Currencies: The Dollar Index rallied earlier in the week, only to fall back and end with a fractional loss at 76.50. The euro index as usual was its near mirror image, ending at 139.36. Both currencies are near key levels again: support at 76 for the dollar, resistance at 140 for the euro. Elsewhere, the Canadian dollar remained above parity vs. the US, the Aussie a few pips under. Sterling fell, the Swiss franc consolidated, and yen saw large advances on Thursday and Friday. It will be interesting to see what happens there after the terrible news coming over the weekend.
The Week Ahead
Stocks: The outlook on stocks always depends on the investor's time frame and holding period, but at this point it is particularly relevant. My intermediate and long term signals on the SPX are still long, but several short term indicators suggest caution:
- Defensive sector and market cap rotation.
- Price & volume action showing a downward bias
- VIX showing upward bias, even with Friday's large drop
Still, there is no reason I can see to move out of broad long term equity positions yet, especially in accounts where tax consequences must be considered. Again, we only ended last week 3% off the recent high. Trading positions are another matter, but for this week my equity outlook is a hold in all portfolios.
click to enlarge images
Bonds: On a fundamental basis, I haven't been a fan of bond yields recently, but bond prices are finding support at current levels. Once again we must note how remarkable it is that the bond market has essentially shrugged off soaring commodity prices and threatening inflationary pressures. No doubt some readers will put this down to the Federal Reserve's activity in the Treasury market, but again I will point out that the Fed isn't buying corporate bonds, and they are also largely unmoved.
My conclusion: while not buying bonds, neither am I selling them in portfolios that have a fixed income allocation, and certainly am not shorting them in the trading portfolio. The long term trend of falling yields remains in place and we're not threatening 4% on the 10 year Treasury any time soon. Bonds are a hold this week as well.
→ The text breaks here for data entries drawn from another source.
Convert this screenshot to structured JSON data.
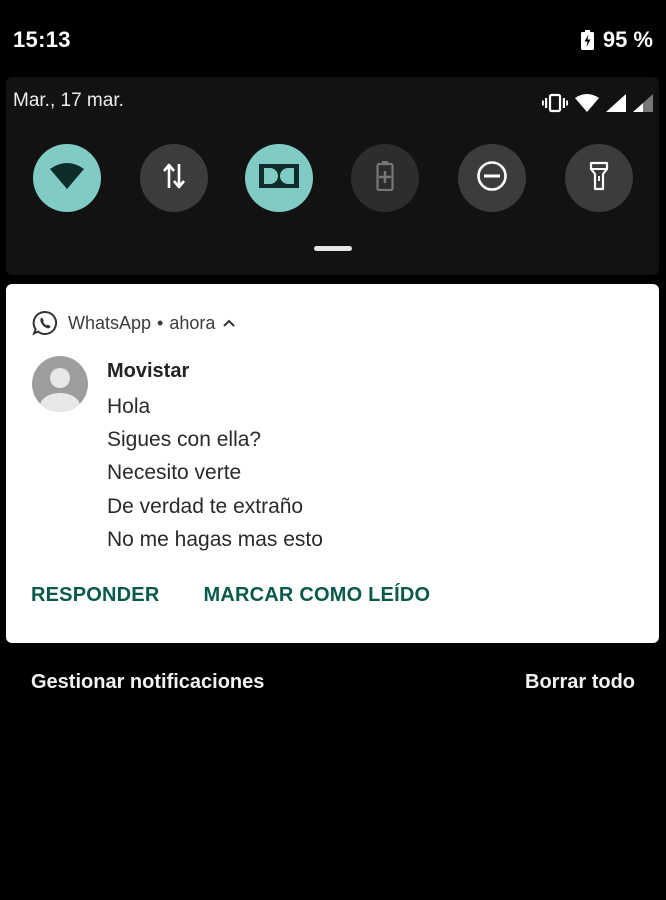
{
  "status_bar": {
    "time": "15:13",
    "battery_percent": "95 %"
  },
  "quick_settings": {
    "date": "Mar., 17 mar.",
    "system_icons": [
      "vibrate-icon",
      "wifi-signal-icon",
      "cell-signal-icon",
      "cell-signal-weak-icon"
    ],
    "tiles": [
      {
        "icon": "wifi-icon",
        "state": "on"
      },
      {
        "icon": "mobile-data-icon",
        "state": "off"
      },
      {
        "icon": "dolby-icon",
        "state": "on"
      },
      {
        "icon": "battery-saver-icon",
        "state": "disabled"
      },
      {
        "icon": "do-not-disturb-icon",
        "state": "off"
      },
      {
        "icon": "flashlight-icon",
        "state": "off"
      }
    ],
    "colors": {
      "active": "#80cbc4",
      "inactive": "#3c3c3c"
    }
  },
  "notification": {
    "app_name": "WhatsApp",
    "separator": "•",
    "time": "ahora",
    "expand_icon": "chevron-up-icon",
    "sender": "Movistar",
    "messages": [
      "Hola",
      "Sigues con ella?",
      "Necesito verte",
      "De verdad te extraño",
      "No me hagas mas esto"
    ],
    "actions": [
      "RESPONDER",
      "MARCAR COMO LEÍDO"
    ],
    "accent_color": "#0a5a4c"
  },
  "footer": {
    "manage_label": "Gestionar notificaciones",
    "clear_label": "Borrar todo"
  }
}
Commodities: In a recent article we noted that the 350 level on the CRB index would be significant, as it posed resistance through much of 2006 and again in the latter part of 2007, before the energy price explosion took it nearly to 475 in the summer of 2008. Having topped that level the previous week, the index came back last week to close just over at 351.88. WTI oil closed under $100 and is likely to come back toward $95 near term...but the Middle East is a giant wild card in that picture. Grain prices have plunged in the last 5-6 trading sessions, with wheat giving back nearly four months of gains, and corn - previously leading the way higher - also breaking down. Copper, the "metal with a PhD in economics," has rolled over and come back to 2010 price levels. Gold looks to me like it has topped in the short term, and is likely to retreat toward the $1,350 level. I have no open commodity positions, and even though prices are breaking, would shy away from shorting anywhere in this space. One area I continue to watch for a potential long, however, is natural gas.
Currencies: As of this writing, we are seeing a fair amount of Yen volatility, and the euro is firming after a meeting of finance ministers is reported to be producing agreement on raising the EFSF level. Look for the US dollar to come under selling pressure early in the week, which should put a floor under falling equity and commodity prices. We may well see the 76 level tested again, and whether it holds will once again be a key data point to watch.
Good luck and happy trading.
Disclosure: I have no positions in any stocks mentioned, and no plans to initiate any positions within the next 72 hours.